Herr Masarwah, das waren wohl auch sehr aufregende Zeiten für Sie. Wie kamen Sie über die Runden?

Eigentlich sehr gut. Als Zahlen­mensch braucht man ja im Lock­down nur einen Inter­net­anschluss, den Zugang zum Firmen­netz­werk samt Daten­bank und ein Telefon. War alles vorhanden, da lässt sich das Home­office in Zeiten der Corona­krise gut aushalten. Zu tun gab es in diesem Jahr wirklich genug, das war schon eine beson­dere Zeit und hat mich an die  Finanz­krise erinnert, oder an das Platzen der Dot-com-Blase. In vola­tilen Märkten ist das Infor­mations­bedürfnis der Anleger und der Medien besonders gross. Themen gab es sehr viele, und die stark gestie­genen Zugriffs­zahlen auf unsere Web­site haben gezeigt, dass wir da einen Nerv getroffen haben. Kurzum: unter­beschäftigt war ich nicht in den vergan­genen Wochen!

Auf den Punkt gebracht: was hat Sie bei den Fonds­gesell­schaften am meisten überrascht?

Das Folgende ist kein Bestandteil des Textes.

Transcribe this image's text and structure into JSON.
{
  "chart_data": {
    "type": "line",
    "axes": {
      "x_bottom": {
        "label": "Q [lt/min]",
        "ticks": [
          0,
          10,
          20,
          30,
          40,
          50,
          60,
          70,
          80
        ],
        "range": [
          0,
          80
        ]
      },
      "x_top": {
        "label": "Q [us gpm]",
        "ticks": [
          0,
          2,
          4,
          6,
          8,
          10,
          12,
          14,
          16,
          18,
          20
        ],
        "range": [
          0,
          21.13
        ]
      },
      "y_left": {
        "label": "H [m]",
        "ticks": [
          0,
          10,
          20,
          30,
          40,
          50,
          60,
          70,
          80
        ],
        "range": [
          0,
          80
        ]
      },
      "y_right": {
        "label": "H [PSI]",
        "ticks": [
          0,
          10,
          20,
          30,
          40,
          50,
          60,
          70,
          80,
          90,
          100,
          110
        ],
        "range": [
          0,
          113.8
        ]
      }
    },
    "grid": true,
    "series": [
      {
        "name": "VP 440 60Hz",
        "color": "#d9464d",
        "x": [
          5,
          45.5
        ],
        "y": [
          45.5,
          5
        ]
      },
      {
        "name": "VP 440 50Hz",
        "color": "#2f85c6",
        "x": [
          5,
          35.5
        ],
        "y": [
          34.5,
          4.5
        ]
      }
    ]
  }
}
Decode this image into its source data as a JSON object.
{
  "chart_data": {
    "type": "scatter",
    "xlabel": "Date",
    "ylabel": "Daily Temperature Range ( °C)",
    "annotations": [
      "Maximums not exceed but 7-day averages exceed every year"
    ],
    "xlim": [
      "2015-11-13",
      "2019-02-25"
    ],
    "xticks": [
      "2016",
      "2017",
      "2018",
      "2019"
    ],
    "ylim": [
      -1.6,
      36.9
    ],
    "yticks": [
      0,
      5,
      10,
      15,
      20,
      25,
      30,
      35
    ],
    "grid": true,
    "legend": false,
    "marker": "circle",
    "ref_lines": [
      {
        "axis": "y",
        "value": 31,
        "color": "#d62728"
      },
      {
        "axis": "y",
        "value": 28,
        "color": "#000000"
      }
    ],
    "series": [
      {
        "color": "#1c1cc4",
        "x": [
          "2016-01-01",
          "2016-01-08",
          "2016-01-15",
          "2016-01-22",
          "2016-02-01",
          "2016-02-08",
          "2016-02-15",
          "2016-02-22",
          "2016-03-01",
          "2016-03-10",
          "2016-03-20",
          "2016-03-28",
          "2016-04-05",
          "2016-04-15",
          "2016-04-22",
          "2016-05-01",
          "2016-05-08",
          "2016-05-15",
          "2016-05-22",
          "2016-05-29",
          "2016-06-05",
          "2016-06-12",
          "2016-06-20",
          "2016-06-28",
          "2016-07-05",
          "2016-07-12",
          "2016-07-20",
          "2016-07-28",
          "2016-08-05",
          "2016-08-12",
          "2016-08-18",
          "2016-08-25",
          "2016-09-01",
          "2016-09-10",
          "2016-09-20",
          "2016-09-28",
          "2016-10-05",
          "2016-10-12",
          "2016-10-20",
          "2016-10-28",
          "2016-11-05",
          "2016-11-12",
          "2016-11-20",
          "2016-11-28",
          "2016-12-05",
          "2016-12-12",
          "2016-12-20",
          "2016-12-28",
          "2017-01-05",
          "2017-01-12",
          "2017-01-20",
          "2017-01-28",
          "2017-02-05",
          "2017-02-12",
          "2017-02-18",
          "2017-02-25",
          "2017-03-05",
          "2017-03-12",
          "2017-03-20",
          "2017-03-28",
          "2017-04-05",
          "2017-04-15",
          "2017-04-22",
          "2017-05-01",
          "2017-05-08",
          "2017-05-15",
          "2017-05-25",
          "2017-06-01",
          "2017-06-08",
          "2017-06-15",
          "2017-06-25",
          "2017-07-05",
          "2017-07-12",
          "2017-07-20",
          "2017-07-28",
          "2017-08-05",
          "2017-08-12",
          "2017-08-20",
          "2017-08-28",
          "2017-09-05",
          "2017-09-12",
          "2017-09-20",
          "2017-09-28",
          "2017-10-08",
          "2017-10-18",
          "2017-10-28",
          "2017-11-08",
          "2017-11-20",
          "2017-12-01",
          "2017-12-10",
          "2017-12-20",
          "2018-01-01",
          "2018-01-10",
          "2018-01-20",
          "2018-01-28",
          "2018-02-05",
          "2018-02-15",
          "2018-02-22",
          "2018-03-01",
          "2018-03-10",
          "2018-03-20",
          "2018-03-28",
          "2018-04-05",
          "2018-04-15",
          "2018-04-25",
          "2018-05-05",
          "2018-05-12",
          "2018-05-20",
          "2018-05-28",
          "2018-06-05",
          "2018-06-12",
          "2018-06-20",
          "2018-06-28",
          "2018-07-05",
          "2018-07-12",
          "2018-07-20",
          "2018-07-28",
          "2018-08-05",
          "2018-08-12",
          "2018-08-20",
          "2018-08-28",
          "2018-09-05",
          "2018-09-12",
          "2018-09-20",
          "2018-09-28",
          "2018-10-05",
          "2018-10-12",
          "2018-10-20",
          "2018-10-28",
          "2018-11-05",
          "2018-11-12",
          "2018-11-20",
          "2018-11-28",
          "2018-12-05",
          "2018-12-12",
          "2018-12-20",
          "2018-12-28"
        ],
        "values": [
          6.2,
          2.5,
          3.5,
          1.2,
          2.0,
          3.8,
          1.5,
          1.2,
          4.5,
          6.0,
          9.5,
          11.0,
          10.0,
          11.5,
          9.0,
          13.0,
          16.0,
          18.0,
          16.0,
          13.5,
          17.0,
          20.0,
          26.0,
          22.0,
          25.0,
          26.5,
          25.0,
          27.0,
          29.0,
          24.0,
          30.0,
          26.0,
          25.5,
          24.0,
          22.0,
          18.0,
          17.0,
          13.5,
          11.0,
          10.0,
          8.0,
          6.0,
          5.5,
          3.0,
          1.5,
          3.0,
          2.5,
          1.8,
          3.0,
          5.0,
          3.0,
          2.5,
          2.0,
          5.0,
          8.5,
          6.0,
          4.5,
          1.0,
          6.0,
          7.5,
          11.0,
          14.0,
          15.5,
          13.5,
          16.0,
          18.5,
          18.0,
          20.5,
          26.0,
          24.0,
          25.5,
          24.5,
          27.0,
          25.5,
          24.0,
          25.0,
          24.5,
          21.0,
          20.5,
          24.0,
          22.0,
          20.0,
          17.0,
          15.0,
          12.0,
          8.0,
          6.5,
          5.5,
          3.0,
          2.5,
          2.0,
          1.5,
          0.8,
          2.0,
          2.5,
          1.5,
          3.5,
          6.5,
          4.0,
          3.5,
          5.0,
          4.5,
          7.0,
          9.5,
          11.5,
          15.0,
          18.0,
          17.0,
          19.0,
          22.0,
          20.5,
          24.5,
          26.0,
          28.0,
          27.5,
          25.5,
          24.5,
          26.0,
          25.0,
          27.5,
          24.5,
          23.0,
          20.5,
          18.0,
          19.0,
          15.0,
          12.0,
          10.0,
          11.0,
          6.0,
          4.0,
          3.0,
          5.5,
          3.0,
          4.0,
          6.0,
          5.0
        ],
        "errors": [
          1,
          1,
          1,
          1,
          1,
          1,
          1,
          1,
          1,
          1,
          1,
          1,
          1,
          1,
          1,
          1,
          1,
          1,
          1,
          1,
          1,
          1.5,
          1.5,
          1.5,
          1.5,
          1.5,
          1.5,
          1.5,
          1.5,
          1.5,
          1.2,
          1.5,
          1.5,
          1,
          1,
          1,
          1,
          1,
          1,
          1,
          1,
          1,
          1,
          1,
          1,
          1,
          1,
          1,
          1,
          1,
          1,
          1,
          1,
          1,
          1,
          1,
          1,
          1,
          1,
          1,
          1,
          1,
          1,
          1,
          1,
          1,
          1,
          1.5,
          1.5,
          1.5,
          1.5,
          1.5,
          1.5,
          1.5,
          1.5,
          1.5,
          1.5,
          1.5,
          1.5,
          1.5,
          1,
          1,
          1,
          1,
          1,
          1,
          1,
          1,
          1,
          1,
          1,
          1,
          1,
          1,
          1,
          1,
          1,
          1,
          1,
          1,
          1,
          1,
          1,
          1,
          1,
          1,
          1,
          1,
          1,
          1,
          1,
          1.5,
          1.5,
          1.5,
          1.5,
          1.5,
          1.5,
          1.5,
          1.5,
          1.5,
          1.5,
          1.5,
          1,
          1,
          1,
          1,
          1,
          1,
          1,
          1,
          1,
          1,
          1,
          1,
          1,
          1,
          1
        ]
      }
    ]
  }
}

Es gab viele bemerkens­werte Ereig­nisse, etwa die regel­rechte Implosion der Fonds­palette von H2O, der Londoner Natixis-Tochter, der Knock-out einiger Öl-ETCs, die gigan­tischen Abflüsse aus Fonds im März. Der euro­päischen Fonds­industrie sind im März 16 Prozent ihrer Assets durch Abflüsse und Kurs­verluste an den Märkten verloren gegangen. Ich benutze das Wort „historisch“ ungern, aber das war schon eine ausser­ordent­liche Zeit. Das gilt übrigens auch für die nachfol­gende Erholung. Wenn ich mich aber für ein Thema in der Krise entscheiden müsste, dann würde ich den Schock der Bond-Korrektur hervor­heben. In vielen Standard-Rentenfonds waren Risiko-Assets bemerkens­wert stark vertreten wie auch in defen­siven und ausge­wo­genen Misch­fonds. Das gab sehr hohe Verluste, die viele Anleger wohl nicht auf dem Schirm hatten. Das hatte einen Run der Anleger auf viele Fonds zur Folge, und entsprechend haben etliche Fonds­anbieter vermeintlich sicherer Produkte hohe Mittel­abflüsse zu verkraften. War das aber ein nachhal­tiger Schock? Das ist vermutlich zu früh zu sagen, aber da inzwischen schon grosse Teile der Verluste aufge­holt wurden, setze ich da ein Frage­zeichen hinter.

Gibt es klare Gewinner oder leiden alle?

Ich würde sagen, dass es im März eigentlich fast nur Verlierer gab. Ob es Fonds für Aktien, Anleihen, einschliesslich Lang­läufer-Fonds, oder Gold-ETFs oder ETCs waren: Alles ist im März auf Tauch­station gegangen. Besonders dramatisch ist meines Erachtens, dass viele syste­ma­tische Invest­ment­strategien pro­zyklisch aus dem Markt gegangen sind, als die Verluste am höchsten waren. Das betrifft in Deutsch­land fonds­basierte Riester-Renten, aber auch einige Robo-Advisor. Das Wealth Mana­gement einiger Banken hat sich auch nicht mit Ruhm bekleckert, da wurde am Tief viel in Bonds umge­schichtet. Unsere ersten Zahlen zum Fonds­absatz im April deuten an, dass nur ein kleiner Teil des Geldes, das aus Fonds im März abge­flossen ist, wieder investiert wurde.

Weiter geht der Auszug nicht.